Perhaps no player embodies USC’s recent defensive transformation more than sophomore linebacker Dion Bailey. In part, that’s because of his size.
Bailey stands at 6 feet tall and weighs 210 pounds, which is roughly the size of the prototypical wide receiver or defensive back, not the standard linebacker. He’s smaller than most at his position — so small that USC might not have even offered him a scholarship 10 years ago. But he is quick: His motor rarely stops running, and he can cover a lot of ground.
A converted safety, Bailey starkly contrasts some of the Trojans’ recent All-American linebackers, such as Brian Cushing and Rey Maualuga, who were each at least two inches taller and 50 pounds heavier than Bailey.
But Bailey represents the latest trend in college football and at USC: prioritizing speed over size.
“We do that on purpose,” said Scottie Hazelton, the Trojans’ linebackers coach. “We get speed guys in there, because when teams go to the one-back or the spread stuff, you need a guy like that to run outside the box. The days of the big 250-pound linebackers are gone.”
As the season opener on Sept. 1 against Hawai’i nears, USC’s defense has evolved to emphasize speed as a way to stop spread offenses, which are increasingly common throughout the Pac-12 and college football.
The spread is an umbrella term that describes a variety of wide-open offenses that range from the zone-read option installed by Chip Kelly at Oregon to the Air Raid offense triggered under Mike Leach at Washington State.
There are variations, but the unifying principals are these: no huddle, shotgun snap, one running back, no fullback and four or five wide receivers.
The goal, first and foremost, is to spread defenders across the width of the field to give running backs and receivers more space.

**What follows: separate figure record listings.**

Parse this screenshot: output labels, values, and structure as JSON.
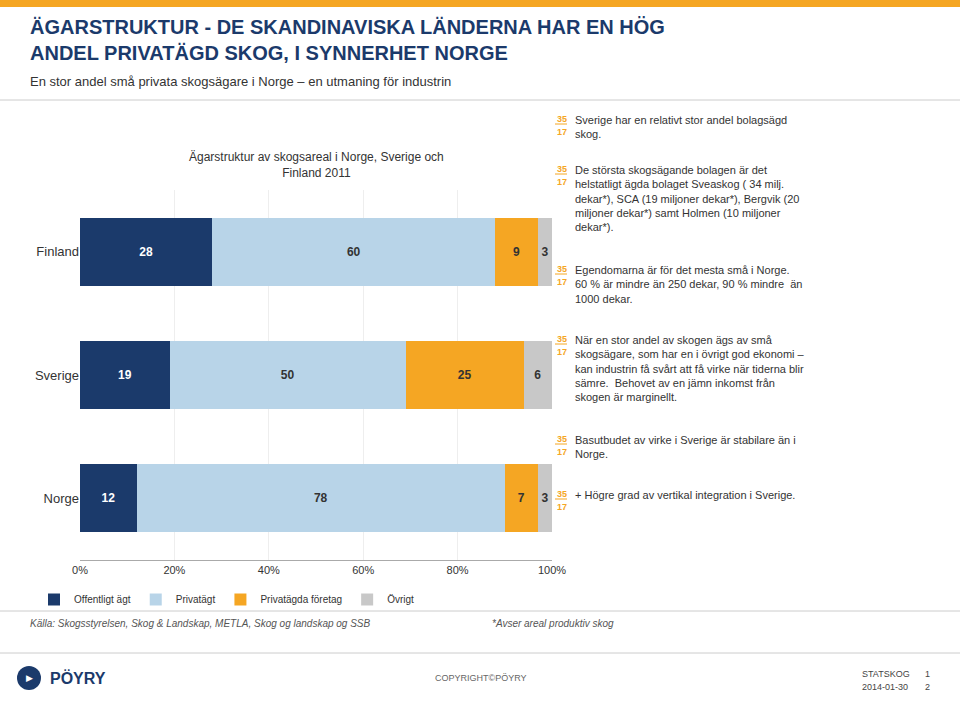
{
  "chart_data": {
    "type": "bar",
    "orientation": "horizontal",
    "stacked": true,
    "title": "ÄGARSTRUKTUR - DE SKANDINAVISKA LÄNDERNA HAR EN HÖG\nANDEL PRIVATÄGD SKOG, I SYNNERHET NORGE",
    "subtitle": "En stor andel små privata skogsägare i Norge – en utmaning för industrin",
    "categories": [
      "Norge",
      "Sverige",
      "Finland"
    ],
    "series": [
      {
        "name": "Offentligt ägt",
        "color": "#1B3A6B",
        "values": [
          12,
          19,
          28
        ]
      },
      {
        "name": "Privatägt",
        "color": "#B8D4E8",
        "values": [
          78,
          50,
          60
        ]
      },
      {
        "name": "Privatägda företag",
        "color": "#F5A623",
        "values": [
          7,
          25,
          9
        ]
      },
      {
        "name": "Övrigt",
        "color": "#C8C8C8",
        "values": [
          3,
          6,
          3
        ]
      }
    ],
    "xlim": [
      0,
      100
    ],
    "xticks": [
      {
        "value": 0,
        "label": "0%"
      },
      {
        "value": 20,
        "label": "20%"
      },
      {
        "value": 40,
        "label": "40%"
      },
      {
        "value": 60,
        "label": "60%"
      },
      {
        "value": 80,
        "label": "80%"
      },
      {
        "value": 100,
        "label": "100%"
      }
    ],
    "grid": true,
    "legend": "bottom left",
    "data_labels": true,
    "annotations": [
      "Ägarstruktur av skogsareal i Norge, Sverige och\nFinland 2011",
      "35",
      "17",
      "Sverige har en relativt stor andel bolagsägd\nskog.",
      "35",
      "17",
      "De största skogsägande bolagen är det\nhelstatligt ägda bolaget Sveaskog ( 34 milj.\ndekar*), SCA (19 miljoner dekar*), Bergvik (20\nmiljoner dekar*) samt Holmen (10 miljoner\ndekar*).",
      "35",
      "17",
      "Egendomarna är för det mesta små i Norge.\n60 % är mindre än 250 dekar, 90 % mindre  än\n1000 dekar.",
      "35",
      "17",
      "När en stor andel av skogen ägs av små\nskogsägare, som har en i övrigt god ekonomi –\nkan industrin få svårt att få virke när tiderna blir\nsämre.  Behovet av en jämn inkomst från\nskogen är marginellt.",
      "35",
      "17",
      "Basutbudet av virke i Sverige är stabilare än i\nNorge.",
      "35",
      "17",
      "+ Högre grad av vertikal integration i Sverige.",
      "Källa: Skogsstyrelsen, Skog & Landskap, METLA, Skog og landskap og SSB",
      "*Avser areal produktiv skog",
      "▶",
      "PÖYRY",
      "COPYRIGHT©PÖYRY",
      "STATSKOG",
      "2014-01-30",
      "1",
      "2"
    ]
  }
}
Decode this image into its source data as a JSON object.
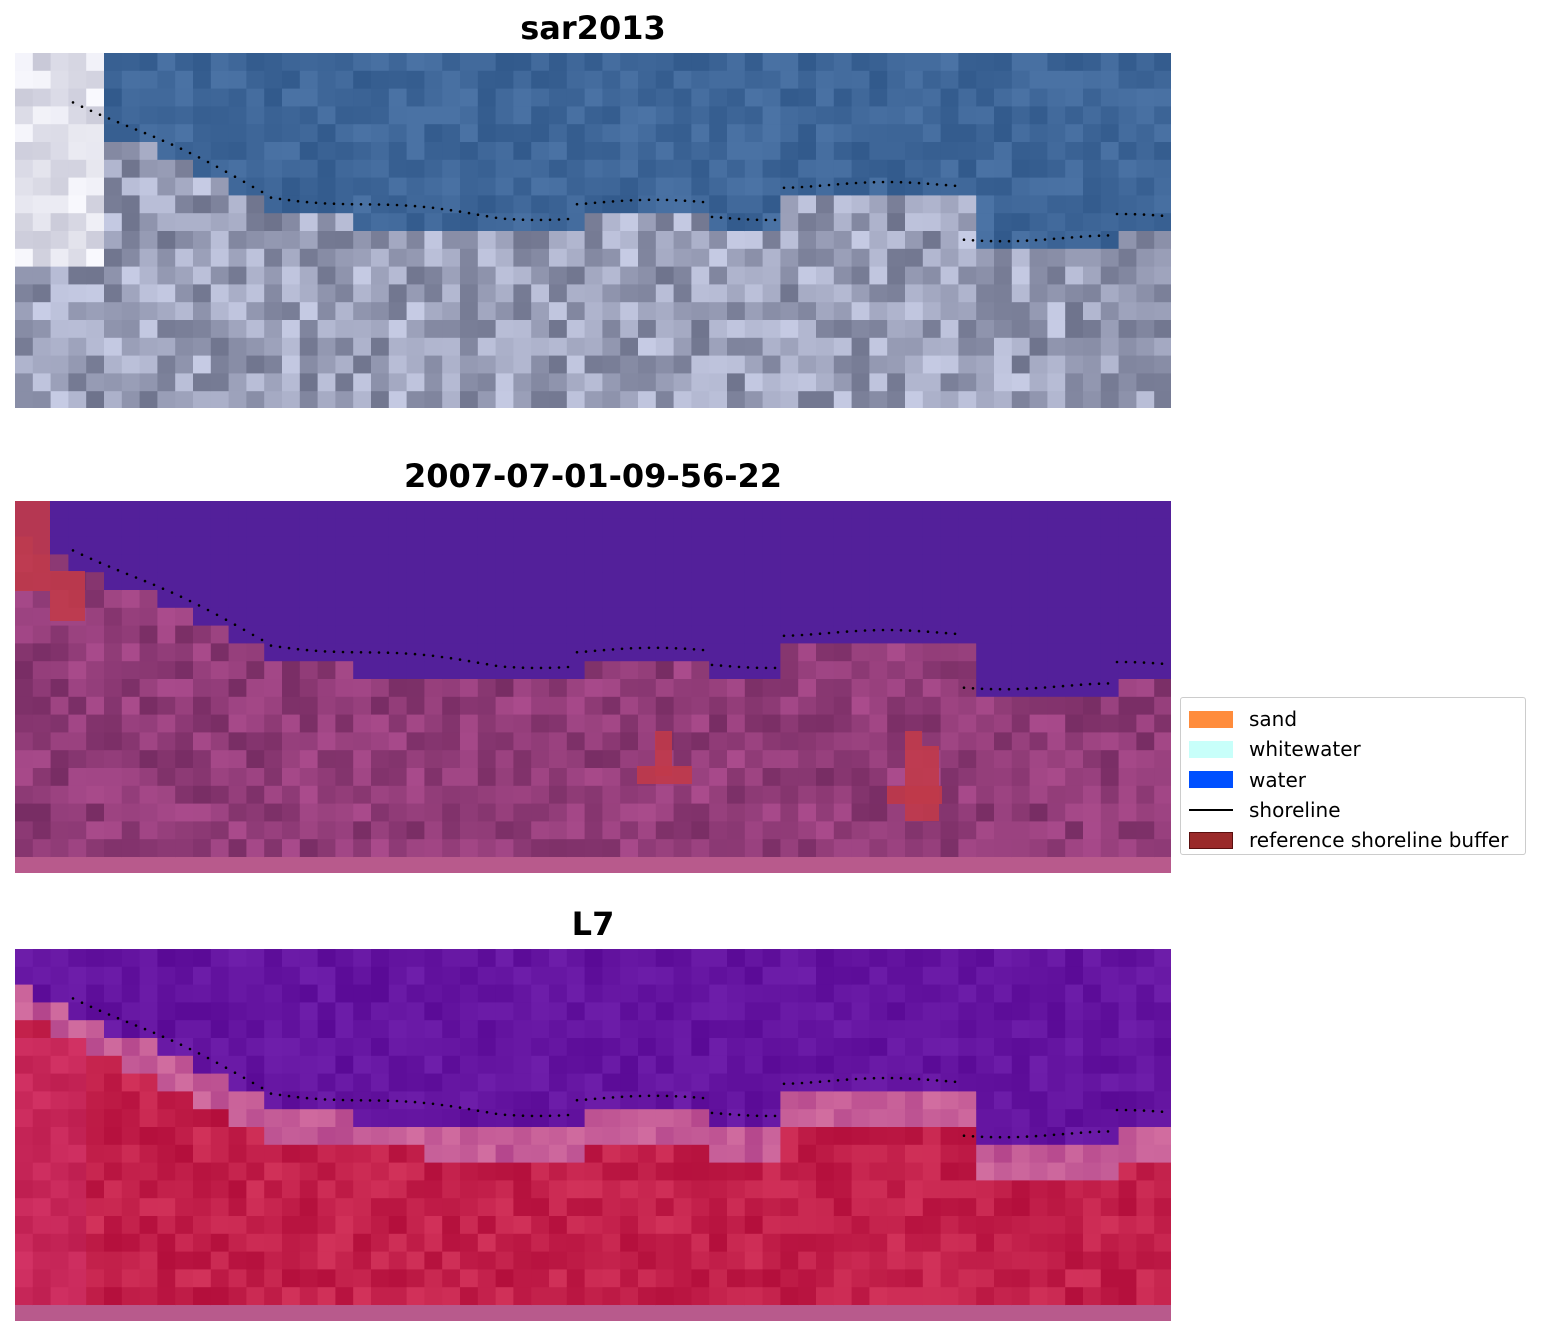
{
  "panels": [
    {
      "title": "sar2013",
      "kind": "rgb"
    },
    {
      "title": "2007-07-01-09-56-22",
      "kind": "classified"
    },
    {
      "title": "L7",
      "kind": "index"
    }
  ],
  "legend": {
    "items": [
      {
        "label": "sand",
        "color": "#ff8c3c",
        "type": "patch"
      },
      {
        "label": "whitewater",
        "color": "#c8fffa",
        "type": "patch"
      },
      {
        "label": "water",
        "color": "#0050ff",
        "type": "patch"
      },
      {
        "label": "shoreline",
        "color": "#000000",
        "type": "line"
      },
      {
        "label": "reference shoreline buffer",
        "color": "#9a2a2a",
        "type": "patch"
      }
    ]
  },
  "colors": {
    "sky_water": "#3a6496",
    "classified_water": "#53209a",
    "classified_land": "#8a3a72",
    "buffer": "#c03a4a",
    "index_water": "#5a1496",
    "index_land": "#c01e48"
  }
}
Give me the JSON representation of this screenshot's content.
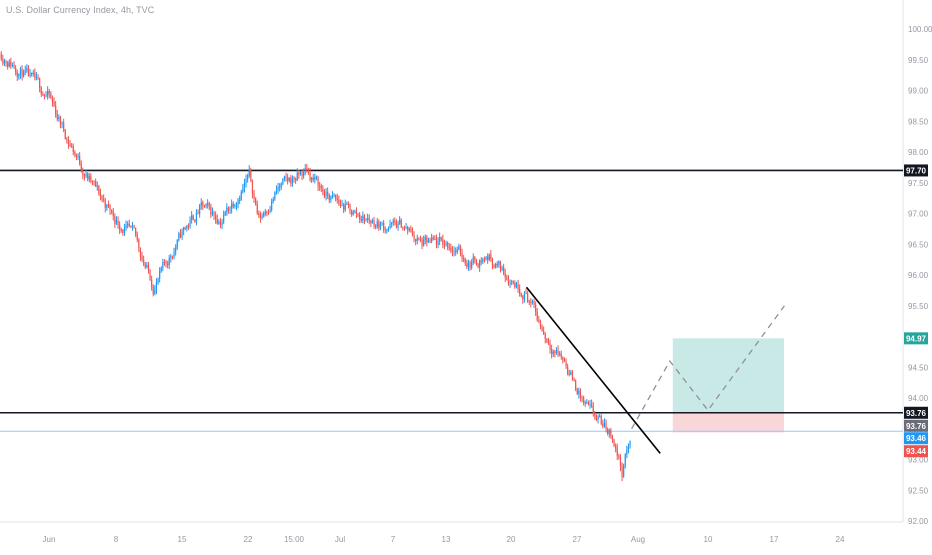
{
  "header": {
    "title": "U.S. Dollar Currency Index, 4h, TVC"
  },
  "colors": {
    "up": "#2196f3",
    "down": "#ef5350",
    "level_line": "#131722",
    "current_line": "#90caf9",
    "target_zone": "#b2dfdb",
    "stop_zone": "#f8cdd0",
    "target_badge": "#26a69a",
    "stop_badge": "#ef5350",
    "price_badge": "#2196f3",
    "dark_badge": "#131722",
    "grey_badge": "#6a6d78"
  },
  "chart_data": {
    "type": "candlestick",
    "title": "U.S. Dollar Currency Index, 4h, TVC",
    "ylim": [
      91.9,
      100.2
    ],
    "y_ticks": [
      "92.00",
      "92.50",
      "93.00",
      "93.50",
      "94.00",
      "94.50",
      "95.00",
      "95.50",
      "96.00",
      "96.50",
      "97.00",
      "97.50",
      "98.00",
      "98.50",
      "99.00",
      "99.50",
      "100.00"
    ],
    "x_ticks": [
      "Jun",
      "8",
      "15",
      "22",
      "15:00",
      "Jul",
      "7",
      "13",
      "20",
      "27",
      "Aug",
      "10",
      "17",
      "24"
    ],
    "horizontal_levels": [
      {
        "name": "resistance",
        "price": "97.70"
      },
      {
        "name": "support",
        "price": "93.76"
      }
    ],
    "current_price_line": "93.46",
    "position": {
      "entry": "93.76",
      "target": "94.97",
      "stop": "93.44"
    },
    "price_labels": [
      "97.70",
      "94.97",
      "93.76",
      "93.76",
      "93.46",
      "93.44"
    ],
    "trendline": {
      "from": [
        "Jul 21",
        95.8
      ],
      "to": [
        "Aug 4",
        93.1
      ]
    },
    "projection": [
      [
        "Aug 1",
        93.5
      ],
      [
        "Aug 5",
        94.6
      ],
      [
        "Aug 9",
        93.8
      ],
      [
        "Aug 17",
        95.5
      ]
    ],
    "anchors": [
      [
        "May 27",
        99.6
      ],
      [
        "Jun 1",
        98.9
      ],
      [
        "Jun 3",
        98.2
      ],
      [
        "Jun 5",
        97.6
      ],
      [
        "Jun 8",
        96.9
      ],
      [
        "Jun 10",
        96.6
      ],
      [
        "Jun 12",
        95.8
      ],
      [
        "Jun 15",
        96.7
      ],
      [
        "Jun 17",
        97.1
      ],
      [
        "Jun 19",
        96.9
      ],
      [
        "Jun 22",
        97.6
      ],
      [
        "Jun 23",
        96.9
      ],
      [
        "Jun 25",
        97.4
      ],
      [
        "Jun 28",
        97.7
      ],
      [
        "Jun 30",
        97.3
      ],
      [
        "Jul 3",
        97.0
      ],
      [
        "Jul 6",
        96.8
      ],
      [
        "Jul 8",
        96.8
      ],
      [
        "Jul 10",
        96.5
      ],
      [
        "Jul 13",
        96.5
      ],
      [
        "Jul 15",
        96.2
      ],
      [
        "Jul 17",
        96.3
      ],
      [
        "Jul 21",
        95.7
      ],
      [
        "Jul 23",
        95.0
      ],
      [
        "Jul 25",
        94.6
      ],
      [
        "Jul 27",
        93.9
      ],
      [
        "Jul 28",
        93.7
      ],
      [
        "Jul 30",
        93.4
      ],
      [
        "Jul 31",
        92.8
      ],
      [
        "Aug 1",
        93.4
      ]
    ]
  }
}
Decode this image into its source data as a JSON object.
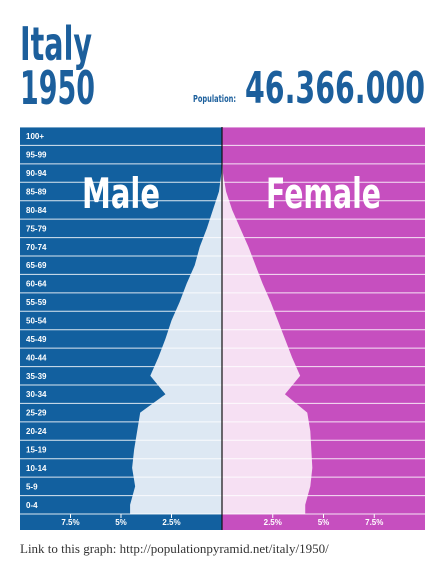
{
  "chart_data": {
    "type": "pyramid",
    "country": "Italy",
    "year": "1950",
    "population_label": "Population:",
    "population": "46.366.000",
    "categories": [
      "0-4",
      "5-9",
      "10-14",
      "15-19",
      "20-24",
      "25-29",
      "30-34",
      "35-39",
      "40-44",
      "45-49",
      "50-54",
      "55-59",
      "60-64",
      "65-69",
      "70-74",
      "75-79",
      "80-84",
      "85-89",
      "90-94",
      "95-99",
      "100+"
    ],
    "series": [
      {
        "name": "Male",
        "color": "#12609f",
        "fill": "#dde8f3",
        "values": [
          4.55,
          4.3,
          4.45,
          4.35,
          4.2,
          4.05,
          2.8,
          3.55,
          3.15,
          2.8,
          2.5,
          2.1,
          1.75,
          1.35,
          1.1,
          0.75,
          0.45,
          0.15,
          0.03,
          0.01,
          0
        ]
      },
      {
        "name": "Female",
        "color": "#c64fbf",
        "fill": "#f6e0f3",
        "values": [
          4.1,
          4.35,
          4.45,
          4.4,
          4.35,
          4.2,
          3.1,
          3.85,
          3.45,
          3.1,
          2.75,
          2.4,
          2.0,
          1.65,
          1.3,
          0.9,
          0.5,
          0.2,
          0.05,
          0.01,
          0
        ]
      }
    ],
    "xlim": [
      0,
      10
    ],
    "xticks": [
      {
        "value": 2.5,
        "label": "2.5%"
      },
      {
        "value": 5,
        "label": "5%"
      },
      {
        "value": 7.5,
        "label": "7.5%"
      }
    ],
    "footer": "Link to this graph: http://populationpyramid.net/italy/1950/"
  }
}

This is why hybrid linebackers in the mold of Bailey are so common nowadays, smaller but more comfortable in pass coverage and closing in to tackle a player in space.
Defenses, especially out west, have adjusted in the hope of slowing down teams that utilize the spread system, most notably Oregon. And it’s easy to grasp why: The Ducks have won three consecutive conference titles while averaging more than 40 points per contest in each of the last two season — the first school in Pac-12 history to do so.
“We’re getting more speed on the field,” Bailey said. “We’re not playing in the SEC, you know, ground and pound. We have to be able to run sideline to sideline. That’s how we’ve built our defense.”
Naturally, the Trojans’ top two strongside linebackers are now converted defensive backs in Bailey and senior Tony Burnett, who moved over during the spring.
“Really, your linebackers are becoming defensive ends, your smaller [defensive] backers are becoming your inside backers and your safeties are becoming outside linebackers,” Hazelton said. “It’s the way of the world.”
Hybrid defenders give schools an advantage in that coaches don’t have to change schemes. They’re not tossing aside playbooks and changing philosophies to combat the spread. They’re targeting different types of athletes.
“You have to recruit differently,” said USC defensive coordinator Ed Orgeron. “More speed. And it’s not just speed. These guys have to make plays in open spaces, because the spread teams’ll create one on ones.”
Initially, teams combated the spread by instituting “Nickel” or “Dime” packages that would bring in an extra defensive back, or two, as in the latter case. This strategy, however, would mean their defenses would be vulnerable against a good running game or a balanced spread team.
So for USC, which has utilized a 4-3 defense for the last decade, four down lineman and three linebackers, it doesn’t need to dramatically switch schemes. It’s just using different players such as Bailey, big enough to inch close to the line of scrimmage and stop a bruising fullback, and quick enough to stay with a speedy wideout 20 yards down field. And it can disguise coverages, too.
But this defensive makeover, so to speak, hasn’t occurred overnight.
Two years ago, USC posted its worst statistical season since 1955, giving up 400 yards per game — a program worst. And through the first five games last fall, that average mark improved by just 20 yards per contest.
“Oh, we were still new to the system,” Bailey said, trying to hold back a grin. “Our first year, we were extremely bad. Our second year, we were just trying to turn it around. We had a lot of new guys. Now, we actually have some experience.”
The Trojans certainly do have some experience with eight returning starters back on defense, including injured senior defensive end Devon Kennard, who tore a pectoral muscle in late July and could miss most of the season. The entire back seven returns, highlighted by preseason candidate for the Thorpe Award as the top defensive back and All-American free safety T.J. McDonald, who chose to forgo the NFL draft and return for his senior season.
And then again, there’s also Bailey, who along with sophomore linebacker Hayes Pullard, who last year led the team in tackles with 81.
“We have all the guys in place,” McDonald said. “We have to keep doing what we’re doing, but I think we’ll be that shutdown defense that everybody is asking for.”